I have sat down to write this post several times, yet I keep finding myself unable to put my thoughts together. My thoughts and feelings are scattered like dandelion seeds on the wind.
Last month our daughter had a frightening episode of hypoglycemia (low blood sugar). You can read about it here. In the back of every Type 1 parent's mind lurks the fear that your non-diabetic children will develop Type 1. When your child is first diagnosed there is a certain amount naivety, you just don't know all the intricacies of having Type1. You don't know how much work it is. You don't know how scary it can be. You don't realize the impact it will have. I felt like the realizations came along the same time as my resolve and strength when T was diagnosed. Facing a possible second diagnoses, that naivety is gone. You know how bad it can really suck. You know the fear, the anxiety. You know the impact it has on your child, you can see into the future and imagine what the lows will look like, how the highs will feel, because you have seen it before.
We had L admitted to UCSF for further testing. She fasted for 22 hours in an attempt to create a low blood sugar. She was amazing and never complained, never cried. The staff fell in love with her. They were so impressed with how she handled everything. She watched as they put the IV in and made jokes about her blood. She rocks. Parenting her is such a gift.
She never did have a low blood sugar, we were relieved that her body seem to do exactly what it was supposed to, but worried to have not found definitive answers. Before discharge we weighed the options. There are some blood tests that can help determine your risk of developing Type 1 diabetes. They measure the amount of autobodies in your blood. There are four different autobodies that can be tested. The tests are not perfect and there are only a few labs in the US that perform the tests. L and our other son C are both enrolled in a clinical trial called TrialNet that tests their blood every year until they are 18 to test for these autobodies. Both kids were tested in March of 2010 and the results were negative for autobodies. Indicating that their risk for developing type 1 was very low. That can change at anytime. Researchers are using the study to try to determine how and why people develop autobodies and if they do, if it is possible to delay the onset of Type 1.
We decided to run these autobodies tests again on L. The blood was sent to a lab that is different than the TrialNet lab. We had no idea it would take weeks to get results. L has not had any low blood sugars since her hospitalization. We only test her blood sugars if she seems symptomatic for highs or lows or if she asks. We have seen some numbers in the 190's that have created concern. (normal is 70-140) Last Friday L and C 's school had their annual huge fundraiser, a Walk-a-thon that they entire school participates in. C and L both walked 10 miles to support the school. It was half way through when I got an email from L's Dr. with the results. Two out of the four of her autobodies were elevated.

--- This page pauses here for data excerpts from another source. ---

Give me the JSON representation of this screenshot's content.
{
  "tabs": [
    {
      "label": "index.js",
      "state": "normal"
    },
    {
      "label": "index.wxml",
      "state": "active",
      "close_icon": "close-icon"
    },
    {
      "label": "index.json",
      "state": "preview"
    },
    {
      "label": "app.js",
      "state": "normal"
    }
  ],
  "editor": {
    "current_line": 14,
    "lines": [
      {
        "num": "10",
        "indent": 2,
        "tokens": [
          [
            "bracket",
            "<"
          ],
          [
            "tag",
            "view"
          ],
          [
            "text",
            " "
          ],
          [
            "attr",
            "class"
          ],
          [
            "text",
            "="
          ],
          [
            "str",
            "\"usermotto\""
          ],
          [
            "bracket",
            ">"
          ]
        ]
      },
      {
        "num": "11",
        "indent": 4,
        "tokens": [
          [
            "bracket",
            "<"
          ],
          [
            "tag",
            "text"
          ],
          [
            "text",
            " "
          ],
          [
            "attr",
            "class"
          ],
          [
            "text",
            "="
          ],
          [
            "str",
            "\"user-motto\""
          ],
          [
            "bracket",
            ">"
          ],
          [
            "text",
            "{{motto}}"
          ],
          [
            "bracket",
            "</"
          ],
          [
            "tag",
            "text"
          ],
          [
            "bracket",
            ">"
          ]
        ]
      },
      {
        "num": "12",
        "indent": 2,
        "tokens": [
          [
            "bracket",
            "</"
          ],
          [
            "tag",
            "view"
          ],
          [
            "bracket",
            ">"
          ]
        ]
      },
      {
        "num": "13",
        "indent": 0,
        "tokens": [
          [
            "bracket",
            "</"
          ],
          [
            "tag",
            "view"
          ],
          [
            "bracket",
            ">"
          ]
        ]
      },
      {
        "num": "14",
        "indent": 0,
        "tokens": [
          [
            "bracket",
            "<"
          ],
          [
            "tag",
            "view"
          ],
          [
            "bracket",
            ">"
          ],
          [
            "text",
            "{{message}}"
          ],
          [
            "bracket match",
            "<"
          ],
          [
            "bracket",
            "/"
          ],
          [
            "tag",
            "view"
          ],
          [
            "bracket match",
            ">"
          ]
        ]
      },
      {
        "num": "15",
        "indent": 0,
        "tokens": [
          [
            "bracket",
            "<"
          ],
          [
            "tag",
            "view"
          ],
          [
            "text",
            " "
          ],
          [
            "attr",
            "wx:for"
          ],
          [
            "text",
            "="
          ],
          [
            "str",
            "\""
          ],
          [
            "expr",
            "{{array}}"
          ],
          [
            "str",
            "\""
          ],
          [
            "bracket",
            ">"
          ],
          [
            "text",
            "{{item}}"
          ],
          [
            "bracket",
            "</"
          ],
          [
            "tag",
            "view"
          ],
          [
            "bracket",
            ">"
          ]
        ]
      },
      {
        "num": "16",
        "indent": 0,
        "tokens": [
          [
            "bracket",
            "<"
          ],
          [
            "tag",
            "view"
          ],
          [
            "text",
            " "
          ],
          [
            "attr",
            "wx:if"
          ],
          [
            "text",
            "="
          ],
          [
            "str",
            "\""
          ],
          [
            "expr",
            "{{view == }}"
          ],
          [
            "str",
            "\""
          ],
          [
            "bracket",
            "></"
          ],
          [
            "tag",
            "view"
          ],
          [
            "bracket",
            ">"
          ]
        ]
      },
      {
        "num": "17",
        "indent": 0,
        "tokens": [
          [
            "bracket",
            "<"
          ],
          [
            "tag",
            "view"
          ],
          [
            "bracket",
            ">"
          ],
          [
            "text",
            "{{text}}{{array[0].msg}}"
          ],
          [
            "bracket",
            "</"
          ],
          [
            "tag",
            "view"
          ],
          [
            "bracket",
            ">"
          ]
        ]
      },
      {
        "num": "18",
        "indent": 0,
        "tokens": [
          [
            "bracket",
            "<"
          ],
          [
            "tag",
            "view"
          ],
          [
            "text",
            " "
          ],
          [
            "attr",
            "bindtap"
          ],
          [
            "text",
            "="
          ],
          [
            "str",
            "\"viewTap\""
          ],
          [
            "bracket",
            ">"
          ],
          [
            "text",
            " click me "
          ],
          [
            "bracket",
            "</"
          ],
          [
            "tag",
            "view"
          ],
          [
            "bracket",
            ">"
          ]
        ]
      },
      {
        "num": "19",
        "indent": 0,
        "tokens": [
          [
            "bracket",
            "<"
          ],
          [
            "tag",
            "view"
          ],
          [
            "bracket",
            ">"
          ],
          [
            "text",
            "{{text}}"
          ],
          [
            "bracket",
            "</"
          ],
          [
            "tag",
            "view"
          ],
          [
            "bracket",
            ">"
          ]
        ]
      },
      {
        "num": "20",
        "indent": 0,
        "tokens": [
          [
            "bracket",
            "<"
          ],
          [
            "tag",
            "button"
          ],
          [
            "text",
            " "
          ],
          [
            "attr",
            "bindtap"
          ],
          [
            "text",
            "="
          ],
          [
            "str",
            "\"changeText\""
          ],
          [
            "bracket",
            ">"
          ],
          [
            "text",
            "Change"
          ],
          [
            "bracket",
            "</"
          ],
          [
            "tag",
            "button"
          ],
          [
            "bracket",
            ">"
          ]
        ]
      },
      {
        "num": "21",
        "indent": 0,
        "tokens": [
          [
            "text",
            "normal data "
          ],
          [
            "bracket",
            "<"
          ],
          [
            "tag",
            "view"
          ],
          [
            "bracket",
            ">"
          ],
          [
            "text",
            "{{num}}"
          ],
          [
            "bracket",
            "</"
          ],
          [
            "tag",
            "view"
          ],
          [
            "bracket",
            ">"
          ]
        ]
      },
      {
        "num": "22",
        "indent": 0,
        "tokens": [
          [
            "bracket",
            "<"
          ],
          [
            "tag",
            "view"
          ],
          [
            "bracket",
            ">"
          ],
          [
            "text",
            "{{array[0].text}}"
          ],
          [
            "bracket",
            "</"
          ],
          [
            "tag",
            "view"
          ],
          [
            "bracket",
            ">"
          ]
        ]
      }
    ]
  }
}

The normal GAD value range is 1.0 or less. L's was 1.8.
The normal ICN value range is .8 or less. L's was .9
Dr. G went on to explain that although her values were elevated, he was not comfortable calling them positive. He explained that this lab is not as sensitive or advanced in technology as the TrialNet lab and that the results are not as precise. He felt that her values were not "off" enough to say that she she is definitely positive. He also said he was concerned to see that they were elevated in combination with the higher blood sugar values. His advice was to continue careful monitoring, testing her blood sugar when she seemed symptomatic, and randomly 2 hours post meal and fasting every week or so and keep track of the numbers for trends. If we start seeing numbers in the 190+ range longer than two hours after meals or higher fasting numbers then we will reevaluate. We will retest through TrialNet in March or sooner if necessary.
I feel like I was prepared for a positive or a negative result. I am grateful it wasn't positive, but I really had hoped for a negative result. This in-between isn't what I expected. My emotions run the gamete ranging from grateful and hopeful, to angry and heartbroke. I can't get the look on T's face out of my head when we told him the results.